Горуля поворачивает голову. Глаз его почти не видно — они скрыты под насупленными бровями.
— Решил все-таки? — спрашивает он.
— Да, решил, — твердо отвечаю я, с трудом выдерживая устремленный на меня взгляд.
— Так, так, — говорит Горуля, — тебе дорогу показывают, а ты к ней спиной?..
— У каждого своя дорога, вуйку.
— Ну и езжай! — вспыхивает Горуля и быстро, чуть ли не рывком, поднимается с лавки.
— Ильку! Да опомнись ты! — всплескивает руками Гафия. — У других, як хлопцы в жизнь уходят, им доброе слово вслед говорят. А ты что? Хочешь, чтобы хлопчик дорогу до нас забыл?
— Не забудет, — хрипло говорит Горуля. — Придет!.. Если совесть есть, так придет…

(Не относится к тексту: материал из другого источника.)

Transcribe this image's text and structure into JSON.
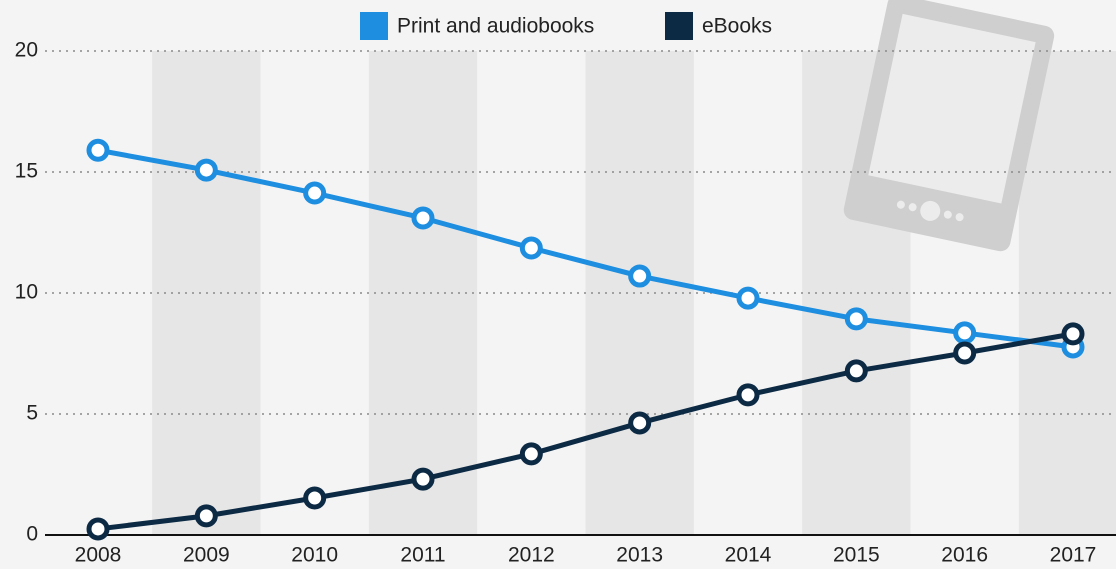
{
  "chart_data": {
    "type": "line",
    "categories": [
      "2008",
      "2009",
      "2010",
      "2011",
      "2012",
      "2013",
      "2014",
      "2015",
      "2016",
      "2017"
    ],
    "series": [
      {
        "name": "Print and audiobooks",
        "color": "#1d8ee0",
        "values": [
          15.9,
          15.08,
          14.13,
          13.1,
          11.86,
          10.7,
          9.79,
          8.93,
          8.35,
          7.77
        ]
      },
      {
        "name": "eBooks",
        "color": "#0d2a45",
        "values": [
          0.25,
          0.79,
          1.53,
          2.31,
          3.35,
          4.63,
          5.79,
          6.78,
          7.52,
          8.31
        ]
      }
    ],
    "ylim": [
      0,
      20
    ],
    "yticks": [
      0,
      5,
      10,
      15,
      20
    ],
    "grid": true
  }
}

Одна Гафия провожает меня до подводы. Я усаживаюсь в повозку. Маленькая, но сильная лошадка гуцульской породы, понукаемая Семеном, трогается с места. Стучат на камнях колеса. Гафия, держась за борт повозки, идет со мною рядом и шепчет:
— Дай тебе матерь божия счастья, Иванку.
На выезде из села Гафия останавливается. Семен вскакивает в повозку, и лошадь, почуяв вожжи, убыстряет шаг.
Я долго гляжу назад, пока поворот дороги не скрывает от меня Гафию.
Отъехав немного от Студеницы, я вырываю из блокнота листок и, написав несколько строчек, протягиваю листок Рущаку.
— Тут адрес, Семен. Ты по нему напиши мне, как у них, у Горулей… Ну, словом, напиши…
— Добре, — соглашается Семен и, сложив листок, бережно прячет его в кармашек серяка.
— Приму. Только ты ведь так отдыхать не приедешь, — серьезно сказал Горуля.
— Не приеду, — со вздохом согласился Куртинец.
Знакомство наше состоялось полчаса спустя. Куртинец и Горуля сидели на краю выдолбленного из цельного дерева лотка, по которому сбегала холодная вода из родника, и оживленно разговаривали. Мне не хотелось мешать их беседе, но Куртинец, заметив меня, поднялся и сделал несколько шагов навстречу. Без куртки и шляпы он казался выше ростом, и от всей его фигуры, от лица с раздвоенным ямочкой подбородком, а главное, от его живых серых, с мерцающими белками глаз веяло силой, неутомимостью и добротой. Ни лицом, ни фигурой он не был похож на отца, а между тем много общего было у него с быстровским учителем, и я сказал об этом Куртинцу.